Je me souviens d'un réveillon de jour de l’an, où mes grands-parents ont passé la soirée  avec nous. La télévision devait être allumée car il y avait une conférence de réveillon du Nouvel An par le comédien Wim Kan. En tant qu'enfant, c'était absolument inintéressant, mais grand-mère et grand-père étaient collés à la télé et nous devions nous taire pour qu'ils entendent  mieux. Mes 2 sœurs et moi, attendant avec impatience le feu d'artifice que mon père allumera plus tard, n'étions donc pas du tout calme. Je crois que nous avons passé la soirée à l'étage jusqu'à minuit.

Plus tard, j'ai entendu dire que grand-père avait rencontré Wim Kan pendant la guerre dans les camps de prisonniers de guerre en Thaïlande. Grand-père avait un lien invisible avec cet homme. On n'en parlait pas, mais on sentait qu'il y avait quelque chose. Les années suivantes, le soir du Nouvel An, alors que nous avions maintenant une télévision en noir et blanc à l'étage, les petits-enfants montaient à l'avance.



Comme on parlait peu à la maison de cette période, je suis devenu curieuse. Qui était mon grand-père. Comment s'est-il retrouvé en Indonésie et pourquoi ? Comment a-t-il rencontré ma grand-mère ? Et Karel, le demi-frère indonésien de mon père ?

Bref, toute une quête. En cherchant, j'ai découvert le nom de la mère de Karel, la première femme de mon grand-père. J’ai obtenu les actes de naissance concernant la période de ce 1er mariage par le 'centre d'histoire familiale'.

Dans quels camps était la famille et quand exactement ?  J’ai enquêtais sur le chemin de fer birman sur lequel grand-père travaillait. Les archives militaires ont été consultées sur Internet, visité les Archives nationales de La Haye (archives de la Croix-Rouge) Etcétéra, pour dépeindre l'histoire du grand-père et de sa famille.
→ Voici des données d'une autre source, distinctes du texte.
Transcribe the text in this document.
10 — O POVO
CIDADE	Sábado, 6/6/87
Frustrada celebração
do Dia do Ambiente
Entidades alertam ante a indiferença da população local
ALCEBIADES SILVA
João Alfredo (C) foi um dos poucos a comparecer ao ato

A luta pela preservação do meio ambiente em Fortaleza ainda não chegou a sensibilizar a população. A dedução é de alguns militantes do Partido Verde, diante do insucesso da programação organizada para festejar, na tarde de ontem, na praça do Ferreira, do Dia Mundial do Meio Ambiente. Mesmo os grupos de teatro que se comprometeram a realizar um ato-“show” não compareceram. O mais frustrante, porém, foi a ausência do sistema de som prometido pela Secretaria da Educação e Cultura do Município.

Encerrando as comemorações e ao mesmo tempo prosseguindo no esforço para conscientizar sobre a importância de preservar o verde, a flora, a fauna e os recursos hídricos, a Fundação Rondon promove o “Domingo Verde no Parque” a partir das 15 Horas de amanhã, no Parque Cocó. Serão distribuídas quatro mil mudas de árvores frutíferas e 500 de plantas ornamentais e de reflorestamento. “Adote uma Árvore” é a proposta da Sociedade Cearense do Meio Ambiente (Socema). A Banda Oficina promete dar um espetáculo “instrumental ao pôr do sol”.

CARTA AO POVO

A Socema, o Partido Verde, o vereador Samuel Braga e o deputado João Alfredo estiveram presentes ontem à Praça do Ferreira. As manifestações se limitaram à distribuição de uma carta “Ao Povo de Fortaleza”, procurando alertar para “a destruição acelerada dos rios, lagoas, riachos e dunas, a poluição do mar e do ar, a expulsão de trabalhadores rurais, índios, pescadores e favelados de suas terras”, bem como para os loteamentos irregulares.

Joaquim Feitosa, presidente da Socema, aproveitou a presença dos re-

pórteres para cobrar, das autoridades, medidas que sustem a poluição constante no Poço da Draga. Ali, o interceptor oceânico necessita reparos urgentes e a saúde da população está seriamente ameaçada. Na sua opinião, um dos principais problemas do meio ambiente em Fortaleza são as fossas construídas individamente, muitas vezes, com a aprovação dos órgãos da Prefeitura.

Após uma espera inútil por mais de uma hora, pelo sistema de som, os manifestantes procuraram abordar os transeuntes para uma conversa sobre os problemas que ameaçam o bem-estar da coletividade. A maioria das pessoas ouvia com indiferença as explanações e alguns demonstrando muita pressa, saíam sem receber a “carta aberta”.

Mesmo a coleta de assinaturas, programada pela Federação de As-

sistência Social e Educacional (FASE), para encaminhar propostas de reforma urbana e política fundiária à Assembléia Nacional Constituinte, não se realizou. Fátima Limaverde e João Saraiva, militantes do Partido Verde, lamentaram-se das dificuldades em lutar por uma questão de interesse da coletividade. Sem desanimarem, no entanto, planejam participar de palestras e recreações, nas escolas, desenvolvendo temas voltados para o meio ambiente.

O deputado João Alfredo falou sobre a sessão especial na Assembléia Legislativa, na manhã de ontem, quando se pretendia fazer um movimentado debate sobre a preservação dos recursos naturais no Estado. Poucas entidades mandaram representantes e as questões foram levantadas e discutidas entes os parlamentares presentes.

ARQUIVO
Tant pour moi que pour nos proches, afin que nous nous rendions compte que sans le courage et la force de nos ancêtres je n'aurais même pas pu écrire cette histoire.

 

Lisez également de nombreux livres:

Le journal birman de Wim Kan,

Les enfants de Kimura, de Marga Barentz-Drost

Entre Banzaï et Bersiap, Elly Touwen-Bouwsma et Petra Groen

Mariée tropicale par Susan Smit

La petite guerrière de Marion Bloem

Expériences d'anciens combattants et de civils du centre de soins résidentiels Raffy à Breda, Arjati .

Entre deux mondes (recueil de nouvelles) - Editeur KJBB

Ne peut pas est mort par Betty Roos

J'ai pu extraire beaucoup d'informations des livres ci-dessus et les utilisé dans mon histoire.

 

Mon père a commencé une fois à écrire ses souvenirs. Ses expériences sont tissées dans cette histoire sous la désignation (G).